Apeles joined the museum a year ago. In that time he introduced the Music of Hawai‘i Series, pushing the boundaries of the definition of Hawaiian music, and now brings in internationally known names for his new Out of the Box series, which kicked off last fall with a sold-out Reggie Watts show, and continues with Lisa Loeb on July 10.

It’s something Apeles has wanted to do for a long time. “I came to the Doris Duke Theatre in the late ’90s to see a jazz concert, and ever since I’ve wanted to do a show here. I love this spot, it’s special because it’s so intimate, and I hate people talking at shows. I gave up doing shows at bars, because there’s no respect for the music. The theater is a place where people come to listen.”

Apeles has long had a wish list of performers he wants to bring to Hawai‘i, but previously didn’t have the right venue available. “A lot of these people coming to the Doris Duke Theatre this summer I have been talking to for years,” explains Apeles.

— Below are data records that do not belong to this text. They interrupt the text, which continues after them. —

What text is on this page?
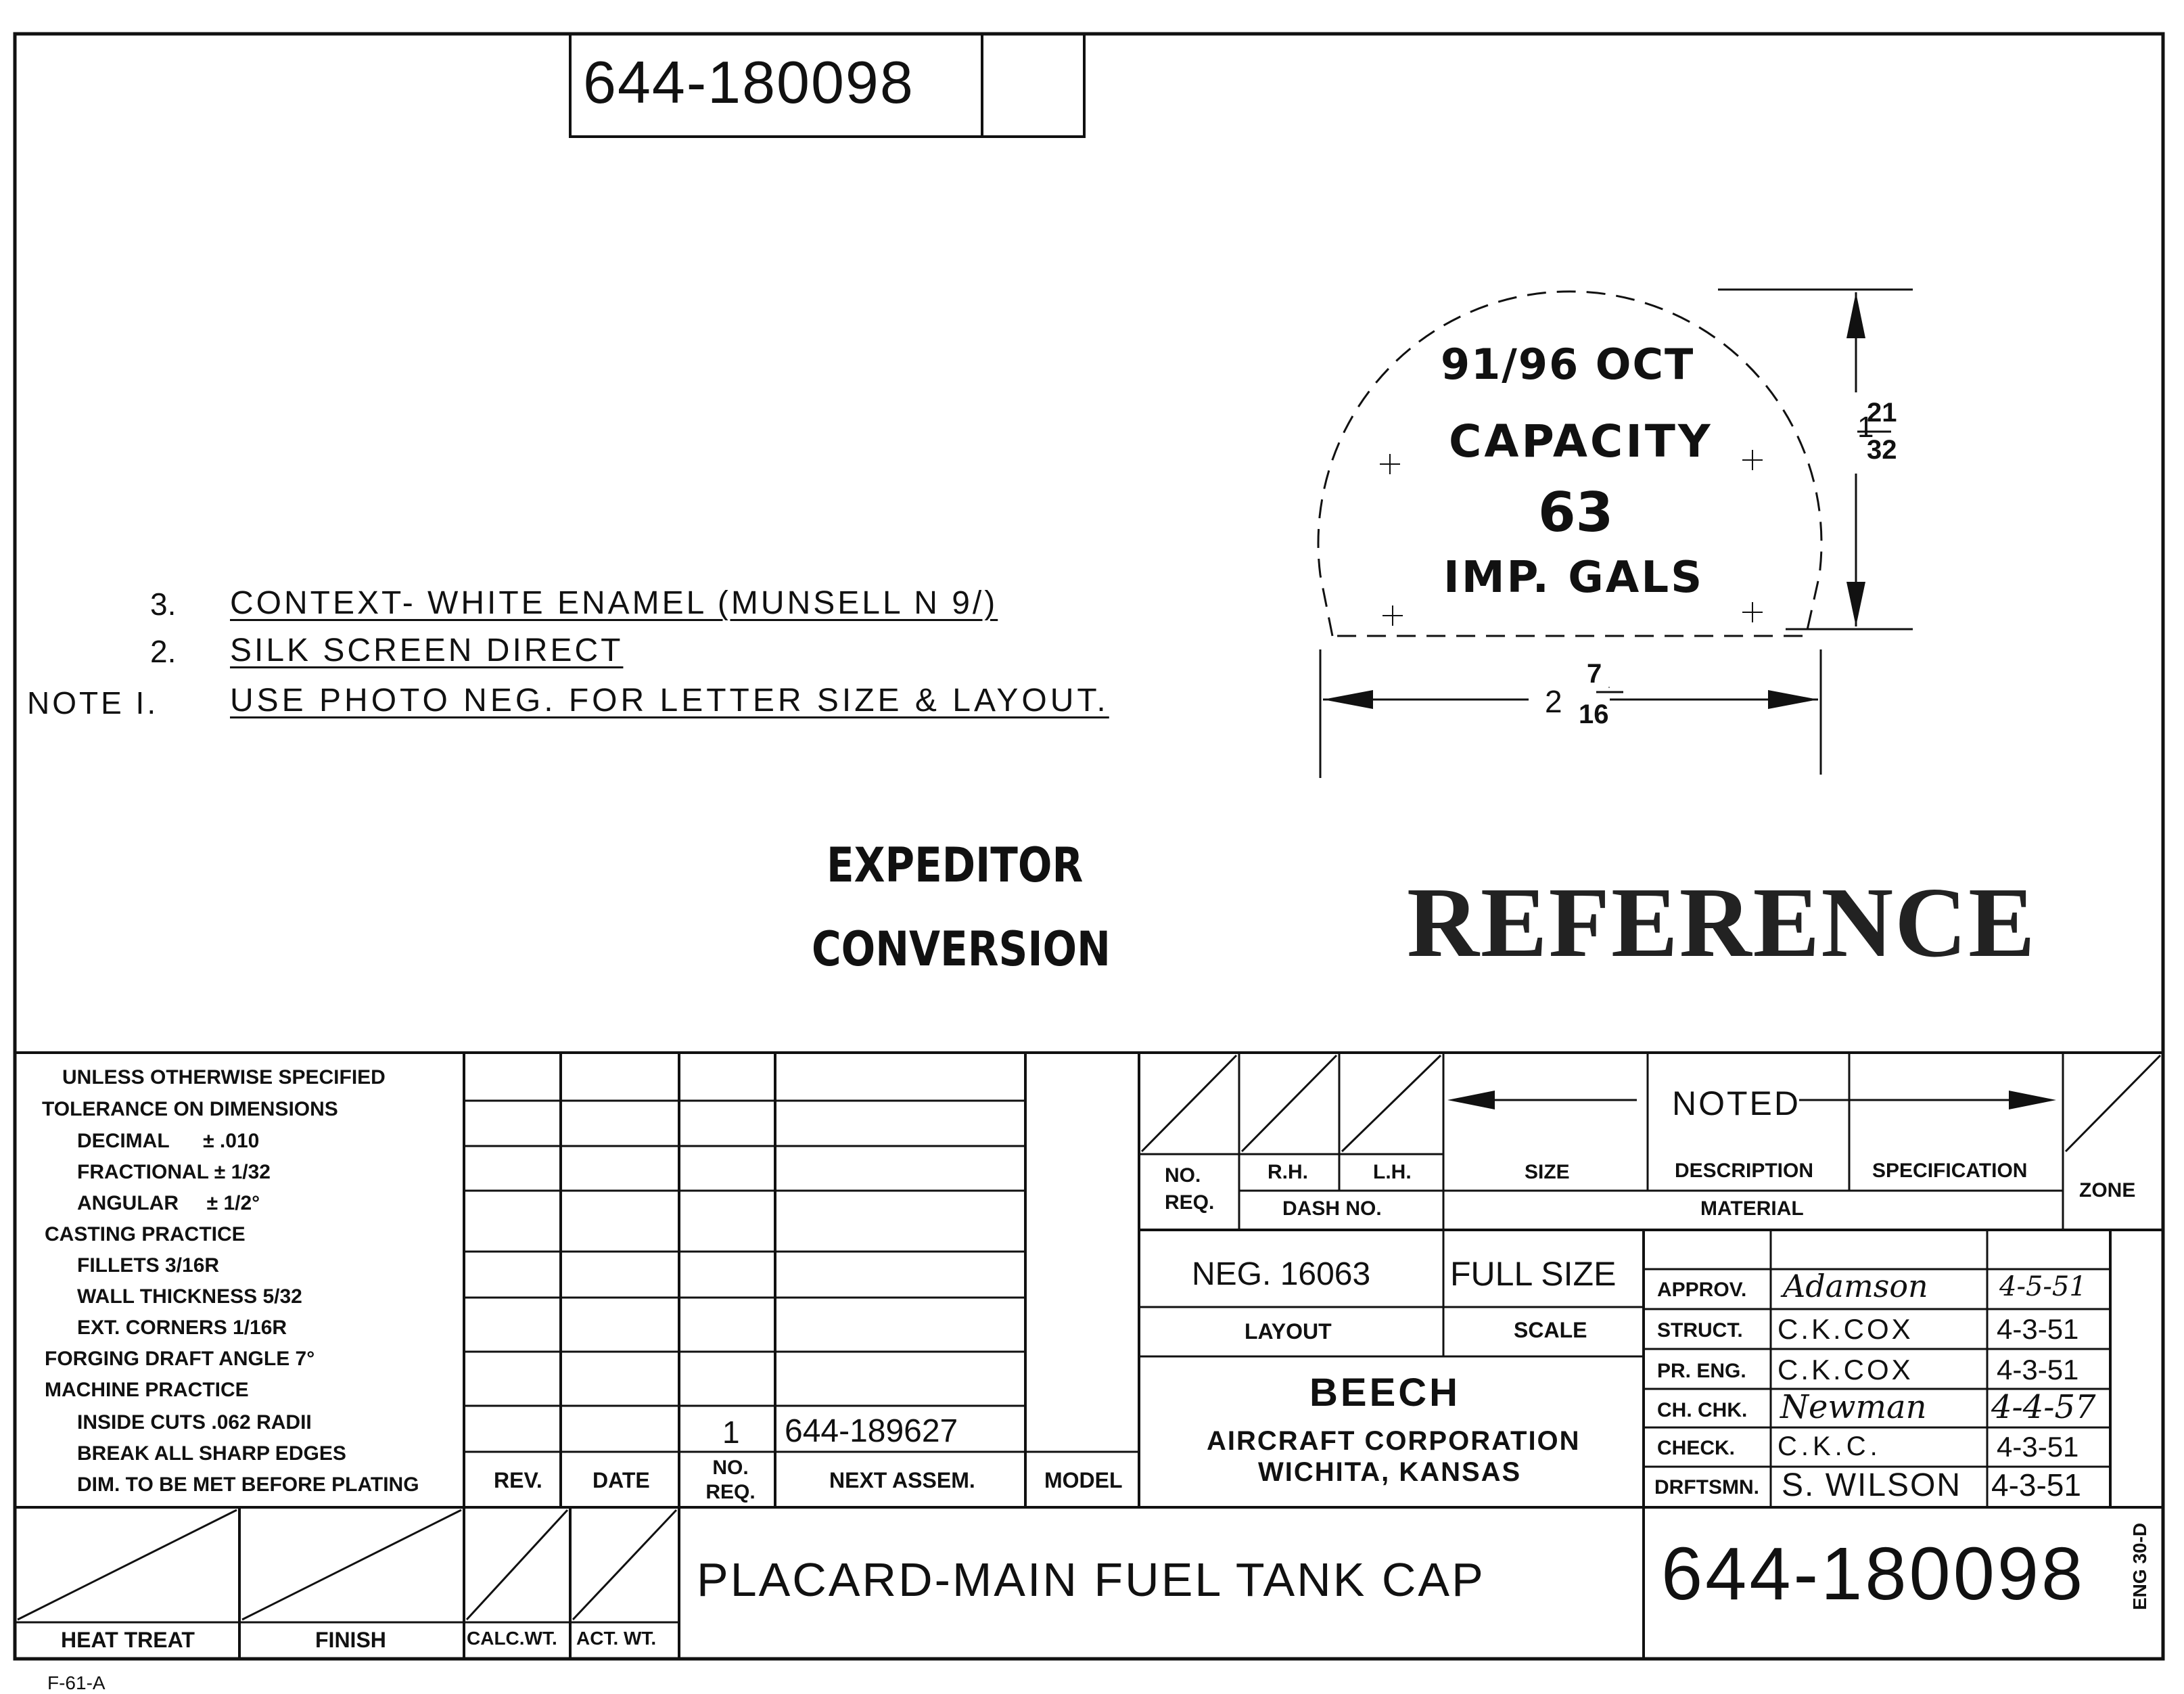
644-180098
3. CONTEXT- WHITE ENAMEL (MUNSELL N 9/)
2. SILK SCREEN DIRECT
NOTE I. USE PHOTO NEG. FOR LETTER SIZE & LAYOUT.
91/96 OCT
CAPACITY
63
IMP. GALS
1
21
32
2
7
16
EXPEDITOR
CONVERSION	REFERENCE
UNLESS OTHERWISE SPECIFIED
TOLERANCE ON DIMENSIONS
DECIMAL      ± .010
FRACTIONAL ± 1/32
ANGULAR     ± 1/2°
CASTING PRACTICE
FILLETS 3/16R
WALL THICKNESS 5/32
EXT. CORNERS 1/16R
FORGING DRAFT ANGLE 7°
MACHINE PRACTICE
INSIDE CUTS .062 RADII
BREAK ALL SHARP EDGES
DIM. TO BE MET BEFORE PLATING	REV. DATE
NO. REQ.	NEXT ASSEM.	MODEL
1 644-189627
NOTED
NO. REQ.
R.H.	L.H.
DASH NO.
SIZE	DESCRIPTION	SPECIFICATION
MATERIAL
ZONE
NEG. 16063
LAYOUT
FULL SIZE
SCALE
BEECH
AIRCRAFT CORPORATION
WICHITA, KANSAS
APPROV. Adamson	4-5-51
STRUCT. C.K.COX	4-3-51
PR. ENG. C.K.COX	4-3-51
CH. CHK. Newman 4-4-57
CHECK. C.K.C.	4-3-51
DRFTSMN. S. WILSON 4-3-51
HEAT TREAT	FINISH	CALC.WT. ACT. WT.
PLACARD-MAIN FUEL TANK CAP 644-180098 ENG 30-D
F-61-A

Which summer show is he most looking forward to? “For nostalgic reasons, I’d have to say Bill Champlin. Ever since I was five I’ve loved Chicago. Oh, and Benny Rietveld—did you know he played with Miles Davis? And…”

He’s a Na Hoku Hanohano Award winner and integral part of the Hawai‘i music scene—but hasn’t lost his sense of wonder as a music fan. And it’s not easy for a hardcore music fan to pick a favorite.